"Tron: Legacy" Secret Screening - An Awesome 15 Seconds

Illustration for article titled "Tron: Legacy" Secret Screening - An Awesome 15 Seconds

We checked out the Tron: Legacy "secret screening" today in Manhattan, along with about 100 other die-hard fans. Here's what we discovered.


The event was part of a viral marketing scheme for the film, which comes out in December. Fans had to sign up and create a profile on the site flynnlives.com and then request tickets at 4pm Friday to get the latest on Tron: Legacy. So all of us had put some effort into this. A motley crowd of mostly die-hard Tron fans was conducted through a gauntlet of security and received "Flynn Lives" t-shirts and 3D glasses. We waited in the IMAX movie theater for about ten minutes while excited discussions ranged all things Tron.

A hundred or so people were in attendance, with a median age of 30 but outlying teenagers and seniors. At one point, a man announced, "Someone flew in from Toronto just for this!" and a ski-hatted Canadian raised his hand proudly. This prompted a shout-out of "Florida guy right here!" which was followed up by a rather weak "there's a guy here from the Alderaan system" that fell flat amongst the fans. "Did he make it in 12 parsecs or less?" someone finally obliged, but we were not here for Star Wars.

1982's virtual reality hacker/video game cult classic movie Tron, starring grand high cult pooh-bah Jeff Bridges, retains enough of an enthusiastic following that a sequel 22 years later motivates its fans to travel to a snowy New York City for footage. There hadn't been many clues about what we'd actually be shown.

At last, the lights darkened, the studio logo popped up in 3D, and this is what we saw:

Kevin Flynn's now grown-up son, Sam (Eragon's Garrett Hedlund) misses his heroic hacker dad. He's talking to Tron's old computer programming pal Alan Bradley (Bruce Boxleitner), who tells Sam that his father was doing work of importance to "science - medicine - religion" and that he suspects Flynn could still somehow be around. This prompts Sam to approach the dusty, abandoned Flynn's Arcade, with its covered-up consoles, to find the Tron machine and the office behind the wall.

The quick cut-scenes complete with 3D effects that we were shown of Sam in the virtual world are very cool, if a bit jarring. We see Sam and other players popping out of the screen in aggressive gladiatorial gaming. We see an epic virtual city, an attractive, white-haired lady, and a man inexplicably playing a futuristic guitar.

Finally, we see a figure in the beloved Tron glow-suit, the screen darkens and a hint of the Bridges beard appears: "Dad," Sam's voice says. "Sam," says the dude. "Long time," Sam says. "You have no idea," says Kevin Flynn. Does Flynn really live or am I living a lie in my new t-shirt?


The screen flashes to Tron: Legacy, and then comes back to give us the roaring hint of a 3D virtual reality motorcycle romp.
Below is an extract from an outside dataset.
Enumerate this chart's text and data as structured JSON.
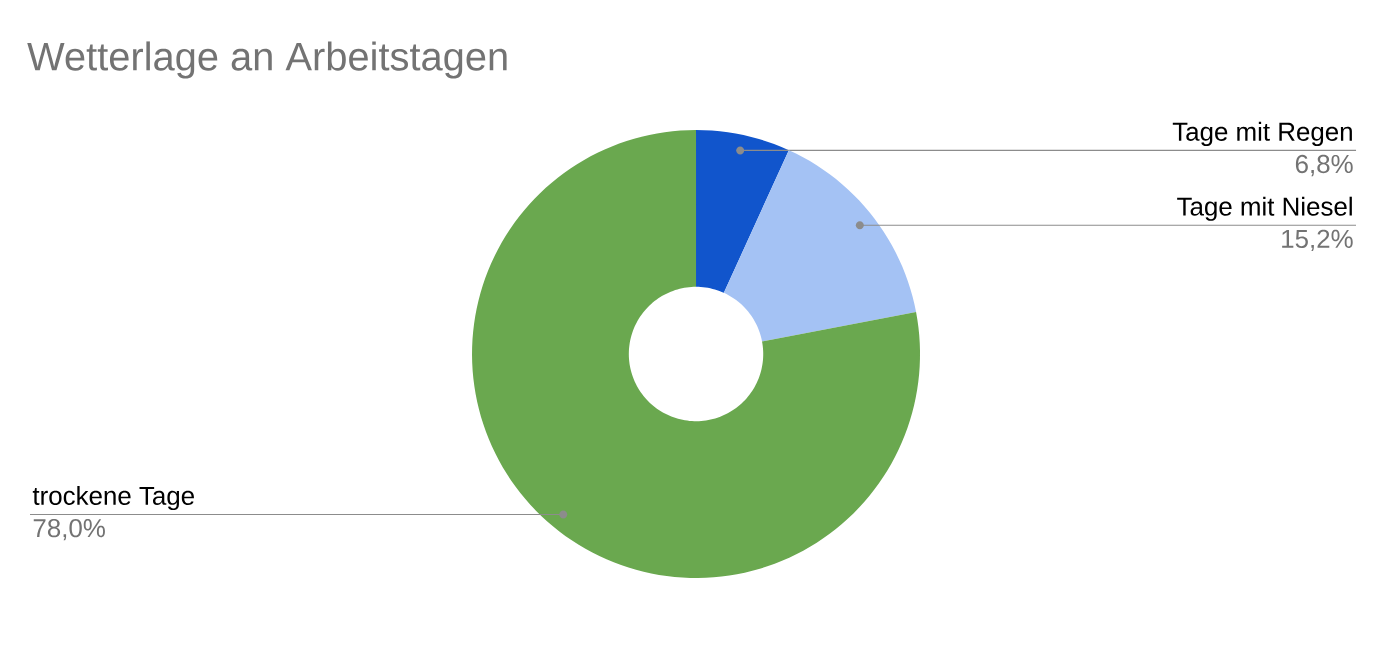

Then the lights came up, and we were being ushered out of the theater.

The trailer could not have been more than a couple of minutes, a pre-movie standard. The crowd went a bit indignant: "Show it again!" several shouted. People had come from Canada for this!


While people seemed enthusiastic, that was tempered by a feeling that they hadn't seen enough and what was shown wasn't new. "The best fifteen seconds of my life," a guy only half-sarcastically declared as we shuffled out, summing up the experience for most. Others seemed less persuaded. A group I talked to weren't die-hards and had been curious about the screening; one of them had seen fifteen minutes at a Con was annoyed at the whole production.

His friend said that some of the 3D shots felt slightly off, and that the trailer made it seem like "you already know what happens." (It's true that anyone who's seen genre/action movies or any movies could probably put together Tron: Legacy's plot arc, but we're in it for the Bridges.) He went on to wonder if the computer-generated vector look from the first film would really translate in 3D. And the scene of the guy with the guitar moves: "What was up with that?"


Their friend was more optimistic about the whole thing: "I love a movie with daddy issues," he said dryly.

Downstairs, I talked to two fans, Tehnakki and Waterborn, who had come from Boston for the screening. It seemed fitting with the theme of the day that they went by their online handles. Tehnakki had on a great Flynn's Arcade shirt and had enjoyed the trailer, but was somewhat disappointed. None of the footage had been new to them, they said, and felt recycled and repackaged from past Con presentations. Still, were they excited for the new movie? Incredibly so — they had stopped to take pictures by the poster in the lobby. Everyone left talking about Trons old and new amidst the grumblings that we hadn't seen more of the film, which was what the studio wanted from us in the first place. Two decades in, Tron and its offspring's virtual world remains a cyberdream.




Yes, yes, very good... build a hype, raise totally unrealistic expectations among the SciFi community - what could possibly go wrong with that marketing strategy?